Marine animals often mistake plastic bags due to their appearances like jellyfish and fall prey. They may be attracted to scattered pieces of plastic not only because of the way it looks but also the way it smells. Almost 700 species of marine animals including sea turtle and whales are threatened by plastic through ingestion and entanglement.
Scientists from the University of North Carolina at Chapel Hill published a new study on March 9 that floating plastic in the ocean releases a similar odour as food do. This is due to the accumulation of microbes, algae, plants and small animals on the surface of the plastic. These are called biofouled plastic.
Experiment
In the study, they kept 15 loggerhead turtles in an experimental arena for five months that they collected from Bald Head Island, North Carolina. Three different types to airborne odorants were supplied in the experimental arena through a pipe to observe the behaviour of turtles. These airborne odorants consisted smell of clean plastic, turtle food and biofouled plastic.
"Here we report that oceanic-stage loggerhead sea turtles respond to airborne odorants emanating from biofouled plastic in the same way that they respond to food odorants," said researchers.
Results
Results from the study indicated that turtles kept their nostrils out of the water three times longer in response to the odour from food and biofouled plastic. This means sea turtles responded to biofouled plastic odour the same way they respond in case of turtle food.
"These results indicate that sea turtles can detect airborne odorants emanating from biofouled plastic and respond to them in the same way that they respond to food odours. Moreover, these findings are consistent with the hypothesis that odours emanating from biofouled plastic stimulate foraging behaviour in sea turtles and contribute to turtles' attraction to marine plastic debris," researchers wrote in the paper.
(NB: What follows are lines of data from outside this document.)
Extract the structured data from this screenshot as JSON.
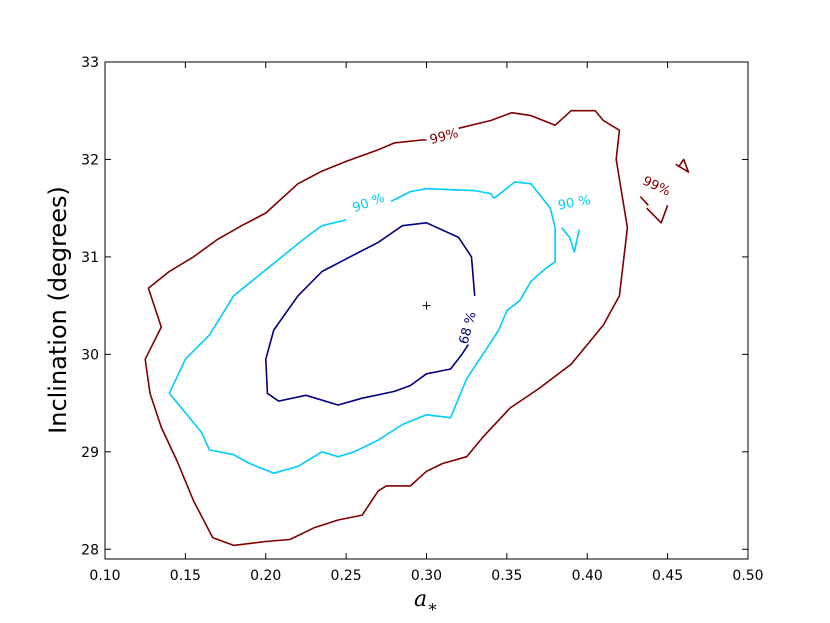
{
  "chart_data": {
    "type": "contour",
    "title": "",
    "xlabel": "a",
    "xlabel_subscript": "∗",
    "ylabel": "Inclination (degrees)",
    "xlim": [
      0.1,
      0.5
    ],
    "ylim": [
      27.9,
      33.0
    ],
    "grid": false,
    "xticks": [
      "0.10",
      "0.15",
      "0.20",
      "0.25",
      "0.30",
      "0.35",
      "0.40",
      "0.45",
      "0.50"
    ],
    "yticks": [
      "28",
      "29",
      "30",
      "31",
      "32",
      "33"
    ],
    "best_fit": {
      "x": 0.3,
      "y": 30.5
    },
    "contours": [
      {
        "level": "68 %",
        "color": "#000080",
        "segments": [
          [
            [
              0.33,
              30.6
            ],
            [
              0.328,
              31.0
            ],
            [
              0.32,
              31.2
            ],
            [
              0.3,
              31.35
            ],
            [
              0.285,
              31.32
            ],
            [
              0.27,
              31.15
            ],
            [
              0.25,
              30.98
            ],
            [
              0.235,
              30.85
            ],
            [
              0.22,
              30.6
            ],
            [
              0.205,
              30.25
            ],
            [
              0.2,
              29.95
            ],
            [
              0.201,
              29.6
            ],
            [
              0.208,
              29.52
            ],
            [
              0.225,
              29.58
            ],
            [
              0.245,
              29.48
            ],
            [
              0.26,
              29.55
            ],
            [
              0.28,
              29.62
            ],
            [
              0.29,
              29.68
            ],
            [
              0.3,
              29.8
            ],
            [
              0.315,
              29.85
            ],
            [
              0.322,
              30.0
            ],
            [
              0.326,
              30.1
            ]
          ]
        ],
        "labels": [
          {
            "text": "68 %",
            "x": 0.326,
            "y": 30.27,
            "angle": -75
          }
        ]
      },
      {
        "level": "90 %",
        "color": "#00ccff",
        "segments": [
          [
            [
              0.342,
              31.6
            ],
            [
              0.355,
              31.77
            ],
            [
              0.365,
              31.75
            ],
            [
              0.377,
              31.5
            ],
            [
              0.38,
              31.3
            ],
            [
              0.38,
              30.95
            ],
            [
              0.374,
              30.88
            ],
            [
              0.365,
              30.75
            ],
            [
              0.358,
              30.55
            ],
            [
              0.35,
              30.45
            ],
            [
              0.345,
              30.25
            ],
            [
              0.335,
              30.0
            ],
            [
              0.325,
              29.75
            ],
            [
              0.315,
              29.35
            ],
            [
              0.3,
              29.38
            ],
            [
              0.285,
              29.28
            ],
            [
              0.27,
              29.12
            ],
            [
              0.255,
              29.0
            ],
            [
              0.245,
              28.95
            ],
            [
              0.235,
              29.0
            ],
            [
              0.22,
              28.85
            ],
            [
              0.205,
              28.78
            ],
            [
              0.19,
              28.88
            ],
            [
              0.18,
              28.97
            ],
            [
              0.165,
              29.02
            ],
            [
              0.16,
              29.2
            ],
            [
              0.15,
              29.4
            ],
            [
              0.14,
              29.6
            ],
            [
              0.15,
              29.95
            ],
            [
              0.165,
              30.2
            ],
            [
              0.18,
              30.6
            ],
            [
              0.195,
              30.8
            ],
            [
              0.21,
              31.0
            ],
            [
              0.225,
              31.2
            ],
            [
              0.235,
              31.32
            ],
            [
              0.25,
              31.38
            ]
          ],
          [
            [
              0.278,
              31.57
            ],
            [
              0.29,
              31.67
            ],
            [
              0.3,
              31.7
            ],
            [
              0.315,
              31.69
            ],
            [
              0.33,
              31.68
            ],
            [
              0.34,
              31.65
            ],
            [
              0.342,
              31.6
            ]
          ],
          [
            [
              0.395,
              31.28
            ],
            [
              0.393,
              31.13
            ],
            [
              0.392,
              31.05
            ],
            [
              0.389,
              31.2
            ],
            [
              0.384,
              31.3
            ]
          ]
        ],
        "labels": [
          {
            "text": "90 %",
            "x": 0.264,
            "y": 31.55,
            "angle": -20
          },
          {
            "text": "90 %",
            "x": 0.392,
            "y": 31.55,
            "angle": -10
          }
        ]
      },
      {
        "level": "99%",
        "color": "#800000",
        "segments": [
          [
            [
              0.32,
              32.32
            ],
            [
              0.34,
              32.4
            ],
            [
              0.353,
              32.48
            ],
            [
              0.365,
              32.45
            ],
            [
              0.38,
              32.35
            ],
            [
              0.39,
              32.5
            ],
            [
              0.405,
              32.5
            ],
            [
              0.41,
              32.4
            ],
            [
              0.42,
              32.3
            ],
            [
              0.418,
              32.0
            ],
            [
              0.425,
              31.3
            ],
            [
              0.42,
              30.6
            ],
            [
              0.41,
              30.3
            ],
            [
              0.4,
              30.1
            ],
            [
              0.39,
              29.9
            ],
            [
              0.37,
              29.65
            ],
            [
              0.352,
              29.45
            ],
            [
              0.335,
              29.15
            ],
            [
              0.325,
              28.95
            ],
            [
              0.31,
              28.88
            ],
            [
              0.3,
              28.8
            ],
            [
              0.29,
              28.65
            ],
            [
              0.275,
              28.65
            ],
            [
              0.27,
              28.6
            ],
            [
              0.26,
              28.35
            ],
            [
              0.245,
              28.3
            ],
            [
              0.23,
              28.22
            ],
            [
              0.215,
              28.1
            ],
            [
              0.2,
              28.08
            ],
            [
              0.18,
              28.04
            ],
            [
              0.167,
              28.12
            ],
            [
              0.155,
              28.5
            ],
            [
              0.145,
              28.9
            ],
            [
              0.135,
              29.25
            ],
            [
              0.128,
              29.6
            ],
            [
              0.125,
              29.95
            ],
            [
              0.135,
              30.28
            ],
            [
              0.127,
              30.68
            ],
            [
              0.14,
              30.85
            ],
            [
              0.155,
              31.0
            ],
            [
              0.17,
              31.18
            ],
            [
              0.185,
              31.32
            ],
            [
              0.2,
              31.45
            ],
            [
              0.22,
              31.75
            ],
            [
              0.235,
              31.88
            ],
            [
              0.25,
              31.98
            ],
            [
              0.27,
              32.1
            ],
            [
              0.28,
              32.17
            ],
            [
              0.297,
              32.2
            ],
            [
              0.3,
              32.2
            ]
          ],
          [
            [
              0.433,
              31.62
            ],
            [
              0.438,
              31.53
            ]
          ],
          [
            [
              0.45,
              31.53
            ],
            [
              0.446,
              31.35
            ],
            [
              0.437,
              31.5
            ]
          ],
          [
            [
              0.457,
              31.93
            ],
            [
              0.46,
              32.0
            ],
            [
              0.463,
              31.87
            ],
            [
              0.455,
              31.95
            ]
          ]
        ],
        "labels": [
          {
            "text": "99%",
            "x": 0.311,
            "y": 32.23,
            "angle": -15
          },
          {
            "text": "99%",
            "x": 0.443,
            "y": 31.72,
            "angle": 25
          }
        ]
      }
    ]
  }
}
Countered previous hypothesis
Researchers also countered the hypothesis that sea turtles visually mistake plastic bags as jellyfish for food. They said that turtles also ingest other plastics that have no resemblance with jellyfish and get entangled. "The 'plastic-jellyfish' hypothesis, therefore, fails to capture the true scope of interactions between turtles and plastic debris or the sensory mechanisms involved."